Choosing to divorce is, generally, not an easy decision to take but, once it is made, those involved often want to finalise their separation legally and financially as swiftly as possible.
It can come as an unpleasant surprise to those people able to agree how to fairly divide their assets to find that they must wait such a long time to complete the divorce process.
After the five-month ‘cooling-off’ period, couples are able to apply for a Conditional Order.
The experience of myself and my colleagues at Hall Brown is that the courts are currently taking a number of weeks to process these applications before confirming a date on which a Conditional Order will be pronounced.
Individuals could, therefore, quite easily be waiting seven months or more before they actually receive their Conditional Order.
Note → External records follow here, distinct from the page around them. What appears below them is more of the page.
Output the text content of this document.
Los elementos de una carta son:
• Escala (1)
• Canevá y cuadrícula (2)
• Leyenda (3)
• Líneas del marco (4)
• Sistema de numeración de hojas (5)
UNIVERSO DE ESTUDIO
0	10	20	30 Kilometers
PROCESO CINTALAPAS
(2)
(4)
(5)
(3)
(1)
Thereafter, the law states that couples must then wait at least six weeks and one day before applying for their Final Order – something which in itself may take a number of weeks to be dealt with.
That delay can create tensions of its own, not least because any financial agreement which may already have been reached could need to be revised because of how changes in the wider economy might undermine the valuations of property, pensions or businesses.
Such pressures can turn an amicable situation into something rather less so and that is one reason why we may recommend that couples enter into something called a ‘separation agreement’.
In situations where couples have already agreed how their assets should be divided and wish to have as much certainty as possible that any potential delays in their divorce will not affect those terms, a separation agreement can act as a framework for an eventual settlement.
Under the previous legislative regime, discussions about finances might take longer to complete than the process of obtaining the conditional or final orders.
In many cases, the time taken by overworked family courts to handle those orders means things have been reversed.
It is true that putting a separation agreement in place adds another small layer of cost to a divorce.
Nevertheless, it can help prevent the prospect of a financial agreement unravelling and leading to a lengthy and far more costly litigation in the future.